J’avais réservé dans une auberge de jeunesse parce que c’est quand même LE lieu de sociabilisation par excellence. Dès le premier jour, un français, Rami, m’a proposé de me joindre à sa bande de potes composée uniquement de garçons. Dans un premier temps j’ai refusé, je n’avais aucune envie de passer mon séjour avec des mecs et qui plus est des français… J’ai finalement décidé d’accepter de les rejoindre pour un apéro et on ne s’est plus quitté, un véritable coup de foudre amical. Le plus fou dans tout ça c’est que Rami venait de Nice, comme moi.

En parallèle, je partageais ma passion pour les photos de voyage sur les réseaux sociaux et j’ai rapidement acquis une communauté. J’en suis même venue à organiser des rencontres avec les personnes qui me suivaient. Moi, Roxane, la personne qui avait peur de tout, j’organisais des rencontres avec des voyageurs du monde. De ces rencontres sont nées quelques amitiés sincères et la plupart font toujours partie de ma vie aujourd’hui.

C’était incroyable de vivre toutes ces expériences avec eux. J’avais l’impression de les connaître depuis toujours. Notre relation était simple, sincère et bienveillante. Cette légèreté m’a tellement fait du bien. Elle m’a permis d’avancer et de laisser le passé derrière moi, une bonne fois pour toutes !

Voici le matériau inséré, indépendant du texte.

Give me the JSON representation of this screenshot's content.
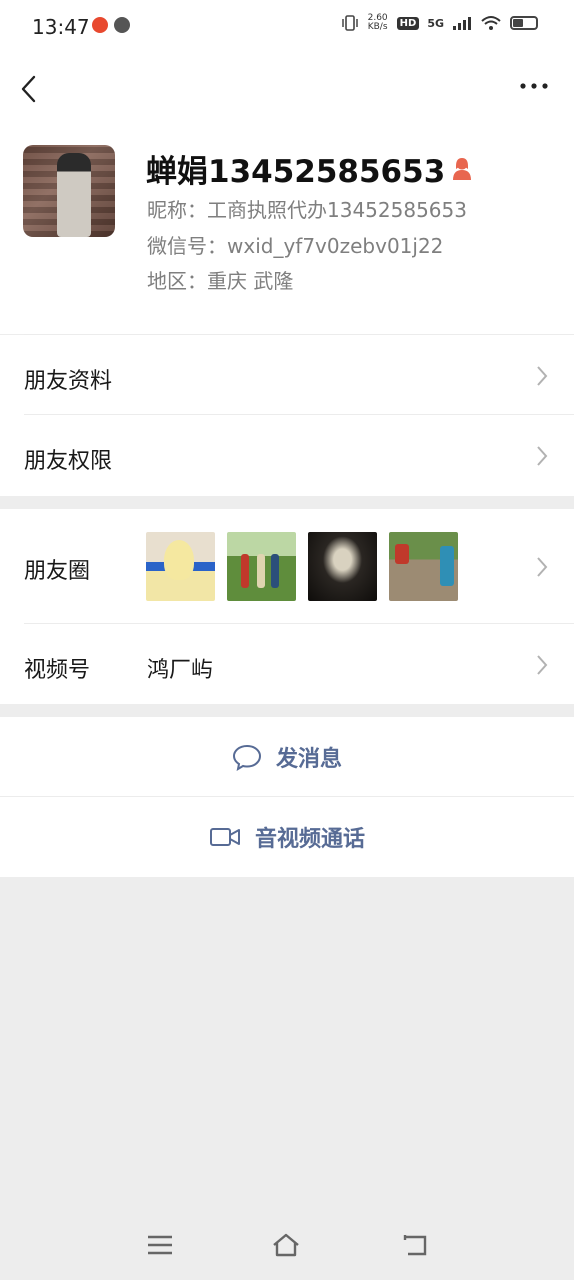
{
  "status_bar": {
    "time": "13:47",
    "speed_value": "2.60",
    "speed_unit": "KB/s",
    "hd": "HD",
    "network": "5G"
  },
  "profile": {
    "name": "蝉娟13452585653",
    "nickname": "昵称：工商执照代办13452585653",
    "wechat_id": "微信号：wxid_yf7v0zebv01j22",
    "region": "地区：重庆  武隆"
  },
  "cells": {
    "friend_info": "朋友资料",
    "friend_permissions": "朋友权限",
    "moments": "朋友圈",
    "channels": "视频号",
    "channels_value": "鸿厂屿"
  },
  "actions": {
    "message": "发消息",
    "call": "音视频通话"
  },
  "colors": {
    "link": "#576b95",
    "background": "#ededed",
    "gender_female": "#e8664f"
  }
}
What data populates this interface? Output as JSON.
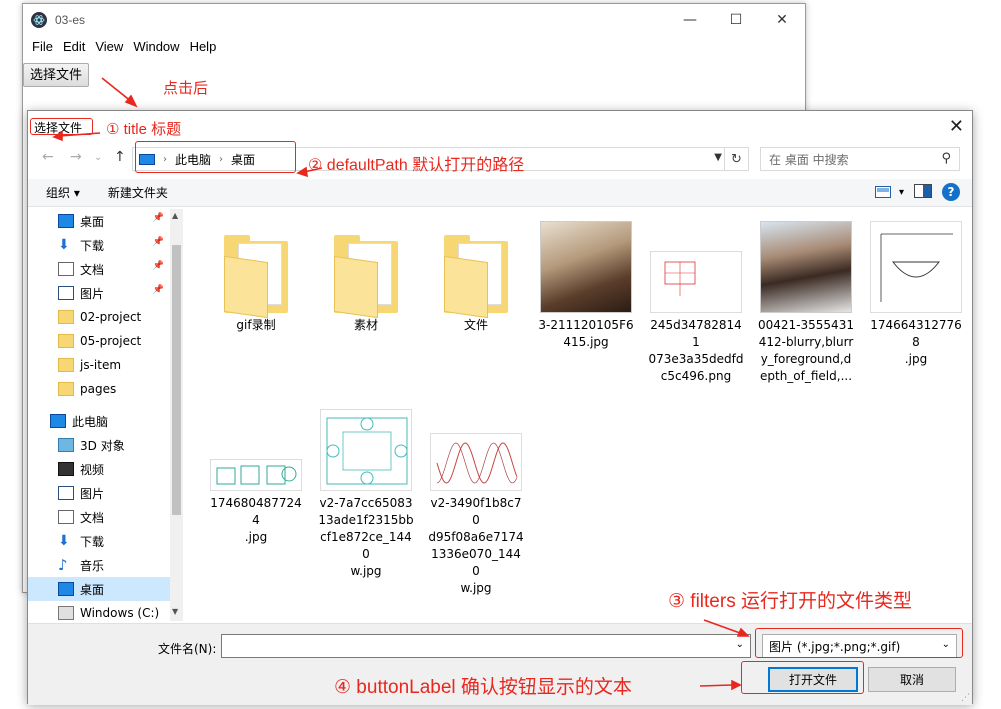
{
  "app_window": {
    "title": "03-es",
    "controls": {
      "minimize": "—",
      "maximize": "☐",
      "close": "✕"
    },
    "menu": [
      "File",
      "Edit",
      "View",
      "Window",
      "Help"
    ],
    "select_button_label": "选择文件",
    "icon": "electron-icon"
  },
  "dialog": {
    "title": "选择文件",
    "close_glyph": "✕",
    "nav": {
      "back": "←",
      "forward": "→",
      "recent": "⌄",
      "up": "↑"
    },
    "breadcrumb": [
      "此电脑",
      "桌面"
    ],
    "search_placeholder": "在 桌面 中搜索",
    "toolbar": {
      "organize": "组织 ▾",
      "new_folder": "新建文件夹",
      "help": "?"
    },
    "sidebar": [
      {
        "label": "桌面",
        "icon": "desktop-icon",
        "pinned": true
      },
      {
        "label": "下载",
        "icon": "download-icon",
        "pinned": true
      },
      {
        "label": "文档",
        "icon": "document-icon",
        "pinned": true
      },
      {
        "label": "图片",
        "icon": "picture-icon",
        "pinned": true
      },
      {
        "label": "02-project",
        "icon": "folder-icon",
        "pinned": false
      },
      {
        "label": "05-project",
        "icon": "folder-icon",
        "pinned": false
      },
      {
        "label": "js-item",
        "icon": "folder-icon",
        "pinned": false
      },
      {
        "label": "pages",
        "icon": "folder-icon",
        "pinned": false
      },
      {
        "label": "此电脑",
        "icon": "computer-icon",
        "pinned": false
      },
      {
        "label": "3D 对象",
        "icon": "3d-object-icon",
        "pinned": false
      },
      {
        "label": "视频",
        "icon": "video-icon",
        "pinned": false
      },
      {
        "label": "图片",
        "icon": "picture-icon",
        "pinned": false
      },
      {
        "label": "文档",
        "icon": "document-icon",
        "pinned": false
      },
      {
        "label": "下载",
        "icon": "download-icon",
        "pinned": false
      },
      {
        "label": "音乐",
        "icon": "music-icon",
        "pinned": false
      },
      {
        "label": "桌面",
        "icon": "desktop-icon",
        "pinned": false,
        "selected": true
      },
      {
        "label": "Windows (C:)",
        "icon": "drive-icon",
        "pinned": false
      }
    ],
    "files": [
      {
        "name1": "gif录制",
        "name2": "",
        "name3": "",
        "name4": "",
        "kind": "folder"
      },
      {
        "name1": "素材",
        "name2": "",
        "name3": "",
        "name4": "",
        "kind": "folder"
      },
      {
        "name1": "文件",
        "name2": "",
        "name3": "",
        "name4": "",
        "kind": "folder"
      },
      {
        "name1": "3-211120105F6",
        "name2": "415.jpg",
        "name3": "",
        "name4": "",
        "kind": "photo"
      },
      {
        "name1": "245d347828141",
        "name2": "073e3a35dedfd",
        "name3": "c5c496.png",
        "name4": "",
        "kind": "sketch"
      },
      {
        "name1": "00421-3555431",
        "name2": "412-blurry,blurr",
        "name3": "y_foreground,d",
        "name4": "epth_of_field,...",
        "kind": "photo"
      },
      {
        "name1": "1746643127768",
        "name2": ".jpg",
        "name3": "",
        "name4": "",
        "kind": "sketch"
      },
      {
        "name1": "1746804877244",
        "name2": ".jpg",
        "name3": "",
        "name4": "",
        "kind": "sketch"
      },
      {
        "name1": "v2-7a7cc65083",
        "name2": "13ade1f2315bb",
        "name3": "cf1e872ce_1440",
        "name4": "w.jpg",
        "kind": "sketch"
      },
      {
        "name1": "v2-3490f1b8c70",
        "name2": "d95f08a6e7174",
        "name3": "1336e070_1440",
        "name4": "w.jpg",
        "kind": "sketch"
      }
    ],
    "filename_label": "文件名(N):",
    "filename_value": "",
    "filter_value": "图片 (*.jpg;*.png;*.gif)",
    "open_button": "打开文件",
    "cancel_button": "取消"
  },
  "annotations": {
    "after_click": "点击后",
    "title": "① title 标题",
    "default_path": "② defaultPath 默认打开的路径",
    "filters": "③ filters 运行打开的文件类型",
    "button_label": "④ buttonLabel 确认按钮显示的文本",
    "color": "#e8281f"
  }
}
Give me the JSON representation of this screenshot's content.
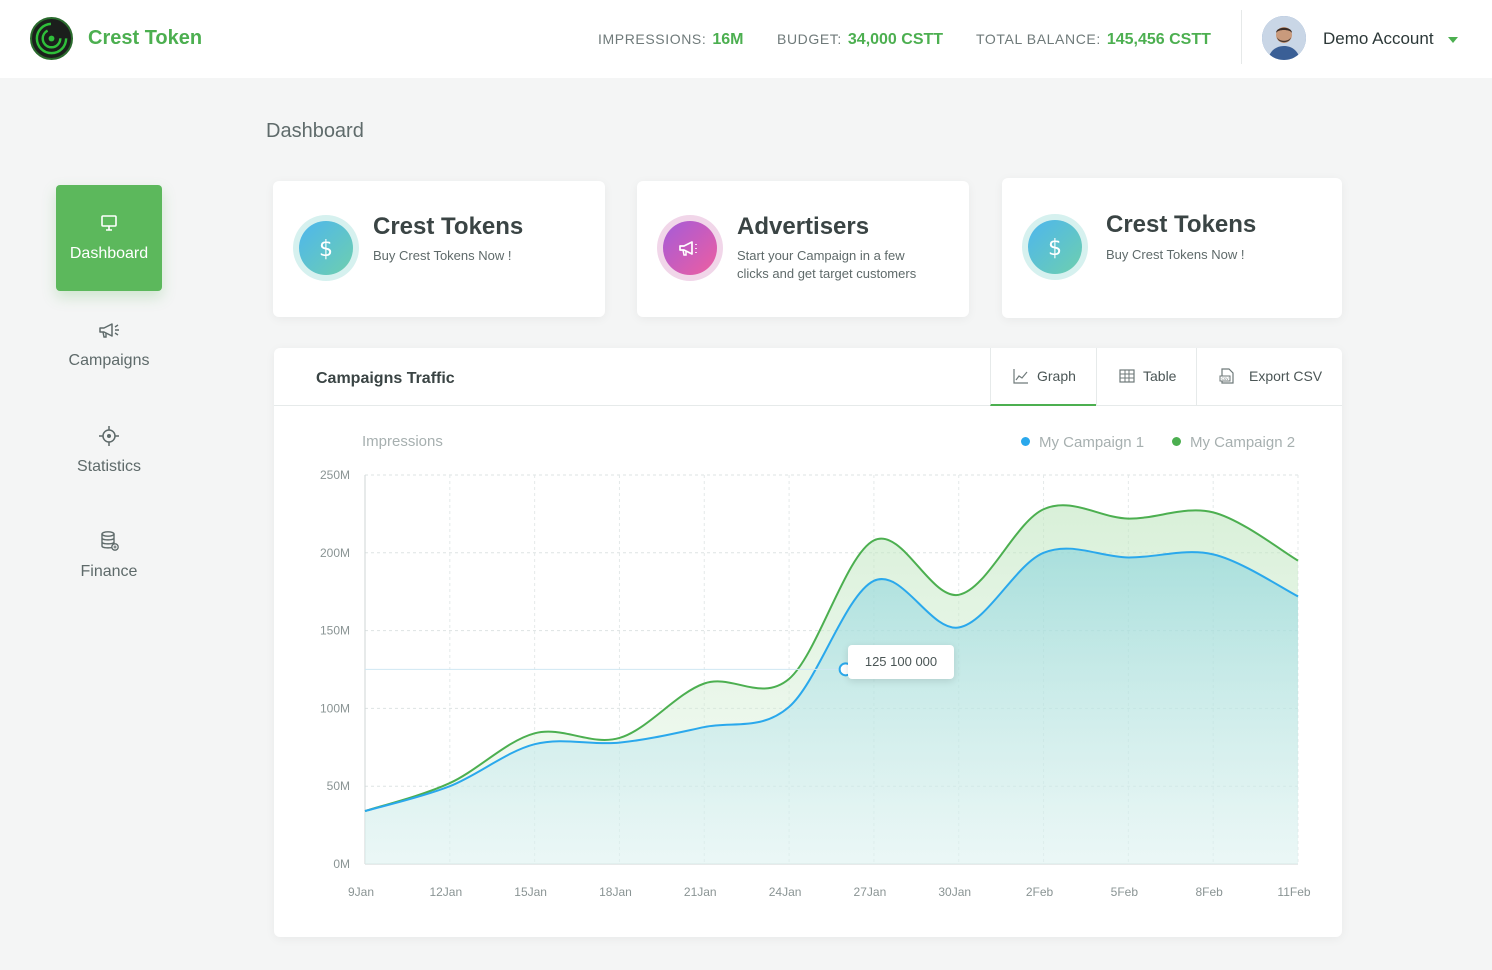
{
  "header": {
    "brand": "Crest Token",
    "stats": [
      {
        "label": "IMPRESSIONS:",
        "value": "16M"
      },
      {
        "label": "BUDGET:",
        "value": "34,000 CSTT"
      },
      {
        "label": "TOTAL BALANCE:",
        "value": "145,456 CSTT"
      }
    ],
    "account": "Demo Account"
  },
  "sidebar": {
    "items": [
      {
        "label": "Dashboard",
        "icon": "presentation-icon",
        "active": true
      },
      {
        "label": "Campaigns",
        "icon": "megaphone-icon"
      },
      {
        "label": "Statistics",
        "icon": "target-icon"
      },
      {
        "label": "Finance",
        "icon": "coins-icon"
      }
    ]
  },
  "page": {
    "title": "Dashboard"
  },
  "cards": [
    {
      "title": "Crest Tokens",
      "subtitle": "Buy Crest Tokens Now !",
      "icon": "dollar-icon"
    },
    {
      "title": "Advertisers",
      "subtitle": "Start your Campaign in a few clicks and get target customers",
      "icon": "megaphone-icon"
    },
    {
      "title": "Crest Tokens",
      "subtitle": "Buy Crest Tokens Now !",
      "icon": "dollar-icon"
    }
  ],
  "traffic": {
    "title": "Campaigns Traffic",
    "tabs": [
      {
        "label": "Graph",
        "icon": "line-chart-icon",
        "active": true
      },
      {
        "label": "Table",
        "icon": "table-icon"
      },
      {
        "label": "Export CSV",
        "icon": "csv-file-icon"
      }
    ],
    "tooltip": "125 100 000"
  },
  "colors": {
    "green": "#4caf50",
    "blue": "#4db6ee",
    "accent": "#5cb85c"
  },
  "chart_data": {
    "type": "area",
    "ylabel": "Impressions",
    "ylim": [
      0,
      250
    ],
    "yticks": [
      "250M",
      "200M",
      "150M",
      "100M",
      "50M",
      "0M"
    ],
    "ytick_values": [
      250,
      200,
      150,
      100,
      50,
      0
    ],
    "x": [
      "9Jan",
      "12Jan",
      "15Jan",
      "18Jan",
      "21Jan",
      "24Jan",
      "27Jan",
      "30Jan",
      "2Feb",
      "5Feb",
      "8Feb",
      "11Feb"
    ],
    "series": [
      {
        "name": "My Campaign 1",
        "color": "#2aa8ec",
        "values": [
          34,
          50,
          77,
          78,
          88,
          101,
          182,
          152,
          200,
          197,
          199,
          172
        ]
      },
      {
        "name": "My Campaign 2",
        "color": "#4caf50",
        "values": [
          34,
          52,
          84,
          81,
          116,
          119,
          208,
          173,
          228,
          222,
          226,
          195
        ]
      }
    ],
    "highlight": {
      "series": 0,
      "x": "25Jan",
      "value": 125.1
    },
    "grid": true,
    "legend": "top-right"
  }
}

Alors que mon voyage touchait à sa fin, je sentais au fond que ça ne pouvait pas se terminer comme ça. J’avais enfin trouvé la paix, la quiétude. Rami m’a aidé à ouvrir les yeux sur ça. En me posant le bonnes questions il m’a permis de réaliser et surtout d’affirmer que je ne voulais pas partir.  Rien ne m’attendait en France, ni travail, ni relation et même s’il y avait eu une raison de rentrer, elle n’aurait jamais été plus importante que mon bonheur retrouvé. Ce qui est génial quand tu commences à t’écouter c’est que la vie devient plus facile. Alors c’était bien beau d’avoir pris cette décision de rester mais encore fallait-il trouver un plan pour continuer car j’avais un visa touristique et plus un sou en poche. La magie des réseaux sociaux a, une fois de plus, opéré. J’ai trouvé des annonces de familles qui recherchaient une fille au pair. J’ai postulé et je suis partie du principe que si le résultat était concluant c’est que la vie m’envoyait un signe pour rester. Après plusieurs entretiens Skype inopérants avec différentes familles j’allais laisser tomber quand je suis tombée sur une ultime annonce. En postulant j’obtenais un entretien le lendemain, c’était un jeudi à 17h sachant que mon vol retour vers la France était le vendredi à 7h du matin…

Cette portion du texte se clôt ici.